The reading of the sermons grew easier and easier to Draxy, Sunday by Sunday. She became conscious of a strange sense of being lifted out of herself, as soon as she began to speak. She felt more and more as if it were her husband speaking through her; and she felt more and more closely drawn into relation with the people.
“Oh, father dear,” she said more than once, “I don’t know how I shall ever give it up when the time comes. It makes me so happy: I feel almost as if I could see Seth standing right by me and holding my gown while I read. And father, dear,” she proceeded in a lower, slower voice, “I don’t know but you’ll think it wrong; I’m almost afraid to tell you, but sometimes I say words that aren’t in the sermons; just a sentence or two, where I think Seth would put it in if he were here now; and I almost believe he puts the very words into my head.”
She paused and looked anxiously and inquiringly at her father.
“No, Draxy,” replied Reuben solemnly, “I don’t think it wrong. I feel more and more, every Sunday I listen to you, as if the Lord had set you apart for this thing; and I don’t believe he’d send any other angel except your husband on the errand of helpin’ you.”

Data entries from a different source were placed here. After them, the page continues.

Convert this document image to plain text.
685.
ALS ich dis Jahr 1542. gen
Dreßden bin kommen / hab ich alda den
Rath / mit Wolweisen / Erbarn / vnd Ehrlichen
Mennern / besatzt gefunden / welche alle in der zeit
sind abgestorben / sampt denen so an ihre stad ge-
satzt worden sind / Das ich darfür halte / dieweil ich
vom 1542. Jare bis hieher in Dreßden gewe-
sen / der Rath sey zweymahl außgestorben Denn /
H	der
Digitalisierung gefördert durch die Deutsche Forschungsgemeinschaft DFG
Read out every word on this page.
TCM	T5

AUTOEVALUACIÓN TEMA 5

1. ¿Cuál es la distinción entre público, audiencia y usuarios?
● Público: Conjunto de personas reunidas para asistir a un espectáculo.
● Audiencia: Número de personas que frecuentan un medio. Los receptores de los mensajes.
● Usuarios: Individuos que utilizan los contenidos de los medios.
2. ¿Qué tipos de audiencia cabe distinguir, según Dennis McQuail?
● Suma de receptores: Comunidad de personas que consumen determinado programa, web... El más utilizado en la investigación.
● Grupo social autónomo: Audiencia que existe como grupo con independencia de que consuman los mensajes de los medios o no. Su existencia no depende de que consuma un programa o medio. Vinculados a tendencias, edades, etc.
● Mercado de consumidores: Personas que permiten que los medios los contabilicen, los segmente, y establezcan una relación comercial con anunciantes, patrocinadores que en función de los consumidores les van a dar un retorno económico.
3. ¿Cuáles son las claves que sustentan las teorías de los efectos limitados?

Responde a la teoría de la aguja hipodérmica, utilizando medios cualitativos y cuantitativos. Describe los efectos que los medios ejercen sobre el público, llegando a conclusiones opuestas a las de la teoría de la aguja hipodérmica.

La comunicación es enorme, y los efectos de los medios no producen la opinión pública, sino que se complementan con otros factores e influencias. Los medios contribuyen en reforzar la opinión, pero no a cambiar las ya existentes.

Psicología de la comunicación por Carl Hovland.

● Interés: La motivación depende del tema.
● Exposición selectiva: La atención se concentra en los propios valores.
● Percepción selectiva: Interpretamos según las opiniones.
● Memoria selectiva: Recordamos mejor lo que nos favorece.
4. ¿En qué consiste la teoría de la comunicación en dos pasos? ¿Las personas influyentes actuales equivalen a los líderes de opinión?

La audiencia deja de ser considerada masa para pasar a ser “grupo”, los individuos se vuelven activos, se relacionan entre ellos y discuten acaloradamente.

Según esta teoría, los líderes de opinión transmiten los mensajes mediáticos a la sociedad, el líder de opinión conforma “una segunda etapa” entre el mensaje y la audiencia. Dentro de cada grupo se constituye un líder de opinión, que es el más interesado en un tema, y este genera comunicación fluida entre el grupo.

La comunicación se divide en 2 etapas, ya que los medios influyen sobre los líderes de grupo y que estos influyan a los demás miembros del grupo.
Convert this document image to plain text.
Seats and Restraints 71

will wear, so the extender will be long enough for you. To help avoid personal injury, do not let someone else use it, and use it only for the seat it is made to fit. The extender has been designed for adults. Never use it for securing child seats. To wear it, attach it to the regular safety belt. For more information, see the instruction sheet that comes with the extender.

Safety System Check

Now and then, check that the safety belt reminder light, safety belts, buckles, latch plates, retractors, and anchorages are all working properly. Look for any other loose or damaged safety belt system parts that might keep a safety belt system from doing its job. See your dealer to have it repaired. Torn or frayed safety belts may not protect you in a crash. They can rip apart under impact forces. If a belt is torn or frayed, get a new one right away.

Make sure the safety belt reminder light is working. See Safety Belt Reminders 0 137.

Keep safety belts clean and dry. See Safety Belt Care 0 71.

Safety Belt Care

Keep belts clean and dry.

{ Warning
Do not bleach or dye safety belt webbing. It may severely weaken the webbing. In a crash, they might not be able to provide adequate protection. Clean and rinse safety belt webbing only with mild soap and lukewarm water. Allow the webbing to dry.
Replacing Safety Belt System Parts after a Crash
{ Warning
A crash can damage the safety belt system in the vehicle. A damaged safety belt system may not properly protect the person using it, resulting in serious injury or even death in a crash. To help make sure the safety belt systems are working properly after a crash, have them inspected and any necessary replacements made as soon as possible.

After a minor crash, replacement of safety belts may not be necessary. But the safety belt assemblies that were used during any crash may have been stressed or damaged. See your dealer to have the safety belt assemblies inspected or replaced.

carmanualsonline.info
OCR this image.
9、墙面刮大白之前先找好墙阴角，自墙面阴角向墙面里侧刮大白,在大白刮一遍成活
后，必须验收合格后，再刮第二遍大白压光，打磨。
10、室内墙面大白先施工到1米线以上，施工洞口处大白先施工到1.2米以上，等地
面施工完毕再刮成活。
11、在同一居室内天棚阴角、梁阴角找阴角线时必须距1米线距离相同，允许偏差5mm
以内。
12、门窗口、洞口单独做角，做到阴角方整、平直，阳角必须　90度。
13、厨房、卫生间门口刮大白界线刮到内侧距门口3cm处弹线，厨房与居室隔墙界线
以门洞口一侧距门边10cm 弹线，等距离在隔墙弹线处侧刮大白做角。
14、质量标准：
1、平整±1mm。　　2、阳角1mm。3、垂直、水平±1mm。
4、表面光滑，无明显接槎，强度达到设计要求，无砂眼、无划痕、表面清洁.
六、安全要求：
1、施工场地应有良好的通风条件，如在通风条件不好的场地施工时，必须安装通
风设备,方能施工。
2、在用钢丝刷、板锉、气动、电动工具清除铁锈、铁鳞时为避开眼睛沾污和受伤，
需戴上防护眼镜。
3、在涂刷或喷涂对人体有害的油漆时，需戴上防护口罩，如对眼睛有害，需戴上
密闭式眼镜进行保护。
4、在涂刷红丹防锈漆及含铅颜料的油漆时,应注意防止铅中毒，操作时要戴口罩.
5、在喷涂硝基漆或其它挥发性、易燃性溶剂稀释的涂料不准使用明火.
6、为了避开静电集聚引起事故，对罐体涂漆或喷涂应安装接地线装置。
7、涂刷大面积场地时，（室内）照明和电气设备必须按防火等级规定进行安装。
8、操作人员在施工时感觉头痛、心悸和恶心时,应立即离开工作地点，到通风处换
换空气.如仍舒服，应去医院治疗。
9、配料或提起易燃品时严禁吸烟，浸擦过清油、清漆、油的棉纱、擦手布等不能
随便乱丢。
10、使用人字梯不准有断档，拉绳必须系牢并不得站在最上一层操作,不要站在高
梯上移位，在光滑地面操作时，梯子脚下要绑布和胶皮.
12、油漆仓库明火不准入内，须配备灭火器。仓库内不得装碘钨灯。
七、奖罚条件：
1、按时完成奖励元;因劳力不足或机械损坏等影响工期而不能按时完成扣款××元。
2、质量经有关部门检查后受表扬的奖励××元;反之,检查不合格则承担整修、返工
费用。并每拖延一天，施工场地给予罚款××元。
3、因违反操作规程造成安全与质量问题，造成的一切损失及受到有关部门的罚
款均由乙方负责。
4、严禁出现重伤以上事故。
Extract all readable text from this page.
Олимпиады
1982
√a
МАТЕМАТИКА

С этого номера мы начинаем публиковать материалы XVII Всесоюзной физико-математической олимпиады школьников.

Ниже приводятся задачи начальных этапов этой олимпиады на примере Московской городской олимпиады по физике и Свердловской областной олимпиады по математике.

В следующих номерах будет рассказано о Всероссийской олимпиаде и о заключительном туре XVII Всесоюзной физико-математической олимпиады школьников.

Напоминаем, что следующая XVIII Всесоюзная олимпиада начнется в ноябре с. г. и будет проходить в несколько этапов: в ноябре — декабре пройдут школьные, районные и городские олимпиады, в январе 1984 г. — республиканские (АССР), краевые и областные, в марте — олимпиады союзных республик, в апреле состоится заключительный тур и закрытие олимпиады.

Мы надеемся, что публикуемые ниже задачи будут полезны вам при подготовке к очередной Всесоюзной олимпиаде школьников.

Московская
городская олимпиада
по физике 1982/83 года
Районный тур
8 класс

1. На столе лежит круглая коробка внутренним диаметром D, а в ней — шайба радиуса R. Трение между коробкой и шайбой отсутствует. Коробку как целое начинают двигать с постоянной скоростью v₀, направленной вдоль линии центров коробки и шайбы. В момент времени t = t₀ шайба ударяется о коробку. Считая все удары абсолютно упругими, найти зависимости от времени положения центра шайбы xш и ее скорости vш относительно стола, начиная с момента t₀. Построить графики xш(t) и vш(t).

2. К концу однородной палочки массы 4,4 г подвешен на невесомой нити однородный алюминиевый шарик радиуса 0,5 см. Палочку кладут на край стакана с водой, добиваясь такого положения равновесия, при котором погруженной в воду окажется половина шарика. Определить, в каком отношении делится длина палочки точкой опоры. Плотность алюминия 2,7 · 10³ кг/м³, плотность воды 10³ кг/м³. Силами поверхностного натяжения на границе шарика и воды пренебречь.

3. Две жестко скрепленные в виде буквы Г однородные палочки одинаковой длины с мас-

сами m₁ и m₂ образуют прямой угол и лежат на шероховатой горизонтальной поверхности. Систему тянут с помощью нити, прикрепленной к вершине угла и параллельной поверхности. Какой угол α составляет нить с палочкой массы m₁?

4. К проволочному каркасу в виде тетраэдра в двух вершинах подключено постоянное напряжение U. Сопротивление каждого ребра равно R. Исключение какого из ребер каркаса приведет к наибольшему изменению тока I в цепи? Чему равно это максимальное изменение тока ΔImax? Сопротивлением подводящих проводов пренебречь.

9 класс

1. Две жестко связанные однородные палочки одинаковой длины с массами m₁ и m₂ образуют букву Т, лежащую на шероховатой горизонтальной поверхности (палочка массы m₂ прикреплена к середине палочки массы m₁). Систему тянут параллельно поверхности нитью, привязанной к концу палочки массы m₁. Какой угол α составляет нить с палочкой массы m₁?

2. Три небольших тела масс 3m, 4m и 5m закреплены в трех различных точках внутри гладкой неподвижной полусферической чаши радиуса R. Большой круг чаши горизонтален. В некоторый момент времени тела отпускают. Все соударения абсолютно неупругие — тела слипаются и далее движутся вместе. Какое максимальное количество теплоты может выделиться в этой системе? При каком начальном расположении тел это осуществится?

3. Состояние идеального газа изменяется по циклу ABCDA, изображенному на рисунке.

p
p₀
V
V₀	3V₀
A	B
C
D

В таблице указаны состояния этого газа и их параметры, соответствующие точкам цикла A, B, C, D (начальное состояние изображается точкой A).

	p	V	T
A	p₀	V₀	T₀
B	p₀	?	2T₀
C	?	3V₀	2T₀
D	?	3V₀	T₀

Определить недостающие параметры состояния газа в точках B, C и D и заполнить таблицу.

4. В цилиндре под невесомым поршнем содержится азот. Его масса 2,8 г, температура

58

The summer passed, and the parish gave no signs of readiness for a new minister. When Draxy spoke of it, she was met by such heartfelt grief on all sides that she was silenced. At last she had a long, serious talk with the deacons, which set her mind more at rest. They had, it seemed, consulted several neighboring ministers, Elder Williams among the number, and they had all advised that while the congregation seemed so absorbed in interest, no change should be made.
“Elder Williams he sez he’ll come over regular for the communion,” said Deacon Plummer, “and for baptisms whenever we want him, and thet’s the main thing, for, thank the Lord, we haint many funerals ’n course of a year. And Mis’ Kinney, ef ye’ll excuse my makin’ so bold, I’ll tell ye jest what Elder Williams said about ye: sez he, It’s my opinion that ef there was ever a woman born thet was jest cut out for a minister to a congregation, it’s that Elder’s wife o’ your’n; and sez we to him ’Thet’s jest what the hull town thinks, sir, and it’s our opinion that ef we should try to settle anythin’ in the shape of a man in this parish, there wouldn’t be anythin’ but empty pews for him to preach to, for the people’d all be gone up to Mis’ Kinney’s.’”
Draxy smiled in spite of herself. But her heart was very solemn.